Bab 191 Memprediksi Hal-Hal Seperti Tuhan
Tapi dalam semenit atau dua menit, Lily ngejelasin semua penyebab dan akibatnya ke Nyonya Wilson.
Akhirnya, dia ngusap air mata dari matanya dan tersedak, "Nyonya Wilson, kenapa Tuhan gak adil sama aku? Semua orang cuma suka sama kakakku..."
"Udah, jangan mikir gitu, aku masih suka banget kok."
Nyonya Wilson ngusap kepalanya dan nenangin. "Kamu tenang aja, nanti aku bakal nemuin kepala sekolah buat urus masalah ini."
...
Nyonya Boote baru balik dari liburan. Dia nguap dan kerja dengan bosan.
Guru biologi di kelompok yang sama berhenti ngomong: "Ngomong-ngomong, Nyonya Boote, kamu tahu peringkat Kelas 8 kali ini?"
Kelas delapan?
Setelah liburan panjang, otak Nyonya Boote agak karatan. Dia nyoba inget-inget lama sebelum dia inget kalau dia pernah ngajar kelas ini dulu.
Dia kelihatan cuek. "Gak tahu, emangnya kenapa? Apa di dasar?"
Lagian, kan bukan dia yang ngajar sekarang. Bukan urusannya lagi.
"Bukan." Ekspresi guru biologi itu panjang ceritanya. "Ternyata kamu beneran gak tahu. Nilai rata-rata biologi Kelas 8 itu nomor satu di angkatan."
Nyonya Boote kaget. Dia langsung tegak dengan refleks. "Apa?!"
"Oh, kamu orang mulia yang gampang lupa, dan gak tahu kalau hal-hal kayak gitu harus dikerjain."
Gak jauh dari situ, segerombolan guru yang gak akur sama dia mulai aneh.
"Iya, siapa yang nyangka dulu waktu aku ngajar, pelajarannya paling jelek, eh hasilnya malah gak diajarin. Nilai rata-rata pelajarannya malah nomor satu!"
"..."
Nyonya Boote ngernyitkan bibirnya dan wajahnya agak berat.
...
Laura lagi tiduran di kasur sambil guling-guling, goyangin kakinya, nonton drama percintaan dengan tablet.
Hape di meja samping tempat tidur getar. Dia ngeliatin layar tablet dan ngejawab telepon dengan santai. "Halo?"
"Lin Tongxue, ini saya." Suara kepala sekolah kedengeran.
Laura ngeliatin nomor teleponnya tanpa sadar. Ternyata kepala sekolah.
Dia bingung. "Apa saya perlu izin...?" Lagian, kan Marcus yang ngurus izin buat dia, dan dia gak tahu detailnya.
"Ah, gak kok. Jadi gini..."
Kepala sekolah ngejelasin kejadian hari ini, terus berbisik, "Lin, gimana pendapat kamu tentang masalah ini?"
Laura ngeliatin drama percintaan, dan nadanya santai banget. "Gimana ya? Tiduran sambil nonton aja. Pokoknya, saya bisa nerima pertanyaan kamu kapan aja kok."

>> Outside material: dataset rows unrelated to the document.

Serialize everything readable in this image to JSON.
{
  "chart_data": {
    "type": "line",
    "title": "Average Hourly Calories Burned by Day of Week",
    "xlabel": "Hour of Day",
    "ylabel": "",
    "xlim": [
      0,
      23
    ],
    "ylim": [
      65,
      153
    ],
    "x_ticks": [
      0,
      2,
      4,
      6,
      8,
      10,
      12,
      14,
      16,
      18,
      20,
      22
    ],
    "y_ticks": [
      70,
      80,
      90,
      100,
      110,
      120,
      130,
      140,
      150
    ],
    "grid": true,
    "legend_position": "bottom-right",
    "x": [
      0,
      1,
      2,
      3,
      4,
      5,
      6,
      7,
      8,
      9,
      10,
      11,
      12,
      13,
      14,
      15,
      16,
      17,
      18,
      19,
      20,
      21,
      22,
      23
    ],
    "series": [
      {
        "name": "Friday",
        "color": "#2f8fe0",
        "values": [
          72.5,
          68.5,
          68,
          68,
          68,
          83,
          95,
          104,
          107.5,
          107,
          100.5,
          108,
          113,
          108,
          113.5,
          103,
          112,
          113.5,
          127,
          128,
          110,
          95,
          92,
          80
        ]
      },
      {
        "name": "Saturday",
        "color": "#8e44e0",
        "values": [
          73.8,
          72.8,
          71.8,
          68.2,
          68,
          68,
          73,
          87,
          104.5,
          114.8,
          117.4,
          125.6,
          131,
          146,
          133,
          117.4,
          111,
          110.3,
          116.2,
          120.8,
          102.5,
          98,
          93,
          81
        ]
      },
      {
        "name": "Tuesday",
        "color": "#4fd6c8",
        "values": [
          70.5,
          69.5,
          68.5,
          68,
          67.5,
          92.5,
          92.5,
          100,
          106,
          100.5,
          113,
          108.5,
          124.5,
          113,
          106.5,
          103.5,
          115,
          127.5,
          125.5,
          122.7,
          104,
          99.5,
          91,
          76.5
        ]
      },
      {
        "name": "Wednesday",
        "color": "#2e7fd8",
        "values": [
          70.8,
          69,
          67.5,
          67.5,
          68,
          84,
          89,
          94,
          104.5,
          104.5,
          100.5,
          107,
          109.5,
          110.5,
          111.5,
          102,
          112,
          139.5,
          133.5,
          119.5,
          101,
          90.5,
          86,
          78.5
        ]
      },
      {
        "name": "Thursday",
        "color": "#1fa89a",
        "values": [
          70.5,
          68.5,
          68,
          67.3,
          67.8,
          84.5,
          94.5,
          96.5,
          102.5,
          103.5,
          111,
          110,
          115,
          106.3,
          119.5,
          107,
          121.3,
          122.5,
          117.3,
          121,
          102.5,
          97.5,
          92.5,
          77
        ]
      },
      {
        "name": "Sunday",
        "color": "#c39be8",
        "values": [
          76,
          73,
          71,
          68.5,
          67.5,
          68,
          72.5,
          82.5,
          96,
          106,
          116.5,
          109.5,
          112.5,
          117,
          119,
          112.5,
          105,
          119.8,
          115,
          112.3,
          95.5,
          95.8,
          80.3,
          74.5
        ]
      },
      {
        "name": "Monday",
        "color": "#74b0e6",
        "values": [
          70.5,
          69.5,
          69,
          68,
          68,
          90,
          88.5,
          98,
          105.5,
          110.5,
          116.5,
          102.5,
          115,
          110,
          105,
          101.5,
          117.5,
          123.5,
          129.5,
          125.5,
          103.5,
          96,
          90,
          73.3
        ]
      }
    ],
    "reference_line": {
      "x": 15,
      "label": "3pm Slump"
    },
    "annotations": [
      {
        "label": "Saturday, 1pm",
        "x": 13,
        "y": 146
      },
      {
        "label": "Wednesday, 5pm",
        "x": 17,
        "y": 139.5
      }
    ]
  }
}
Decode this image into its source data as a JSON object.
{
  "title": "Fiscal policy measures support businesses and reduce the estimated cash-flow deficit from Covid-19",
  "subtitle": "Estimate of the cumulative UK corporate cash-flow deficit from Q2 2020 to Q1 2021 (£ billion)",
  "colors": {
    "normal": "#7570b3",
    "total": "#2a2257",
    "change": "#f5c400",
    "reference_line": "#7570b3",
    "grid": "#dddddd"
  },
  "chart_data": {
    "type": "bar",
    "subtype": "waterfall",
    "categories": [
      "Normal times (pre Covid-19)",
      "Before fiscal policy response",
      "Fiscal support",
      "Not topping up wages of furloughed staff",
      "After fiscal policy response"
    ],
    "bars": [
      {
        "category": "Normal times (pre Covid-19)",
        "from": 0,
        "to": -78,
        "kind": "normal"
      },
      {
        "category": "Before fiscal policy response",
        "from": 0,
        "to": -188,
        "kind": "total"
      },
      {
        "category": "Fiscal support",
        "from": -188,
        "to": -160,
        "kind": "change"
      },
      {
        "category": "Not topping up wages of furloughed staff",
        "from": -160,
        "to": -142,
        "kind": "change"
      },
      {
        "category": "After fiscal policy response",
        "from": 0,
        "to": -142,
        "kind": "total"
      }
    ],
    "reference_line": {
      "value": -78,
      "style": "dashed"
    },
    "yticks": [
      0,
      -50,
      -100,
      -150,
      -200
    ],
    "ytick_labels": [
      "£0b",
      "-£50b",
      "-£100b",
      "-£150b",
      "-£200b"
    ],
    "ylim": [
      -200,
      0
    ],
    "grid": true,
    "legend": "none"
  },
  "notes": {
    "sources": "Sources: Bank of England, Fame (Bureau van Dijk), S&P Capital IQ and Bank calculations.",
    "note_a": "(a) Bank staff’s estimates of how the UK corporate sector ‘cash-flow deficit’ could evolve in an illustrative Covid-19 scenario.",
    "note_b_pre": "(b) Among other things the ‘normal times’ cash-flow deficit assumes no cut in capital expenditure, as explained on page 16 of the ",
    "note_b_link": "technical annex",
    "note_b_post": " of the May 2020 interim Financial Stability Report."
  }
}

Ngeliat Laura kooperatif, kepala sekolah diem-diem nghela napas lega. "Oh, bagus."
"Ngomong-ngomong, Lin, kapan kamu masuk sekolah lagi?"
Laura ngeliatin kalender. "Lusa."
Tapi, setelah nonton satu atau dua episode, matahari terbenam di cakrawala dan ngewarnain tipis warna merah di kejauhan.
Marcus khusus minta lembar jawaban Laura ke sekolah. Setelah baca soal ujian, dia buka pintu kamar dan senyum. "Tuan Lin beneran jago nebak, kayak dewa."
Laura tiduran santai di kasur, megang anggur di tangannya, dan noleh karena suara itu. "Hmm?"
Marcus maju dan nyubit lembut pipi Laura yang makin berisi. "Perkiraan nilainya lumayan, tapi gak nyangka bakal kayak dewa."
Laura ngerti. Dia ketawa, alisnya melengkung. "Ya gitu deh, peringkat ketiga di dunia."
Sementara itu, Sekolah Menengah Swasta Linguang baru selesai.
"Masih, masih."
Apa yang ditemuin, Xu Feifei dengan semangat nemuin Lily yang lagi mandi di sinar matahari di kelas buat beres-beres: "Liat deh di bawah!"
Mata Lily bingung, masih megang tas sekolah di tangannya. Xu Feifei narik tangannya dengan semangat dan nyeret dia ke koridor buat ngeliat ke bawah.
Xu Feifei jinjit dan nunjuk ke beberapa orang di gerbang sekolah. "Liat, mereka itu guru dari Universitas Ibukota. Menurutmu mereka bakal datang nemuin kamu gak sih?!"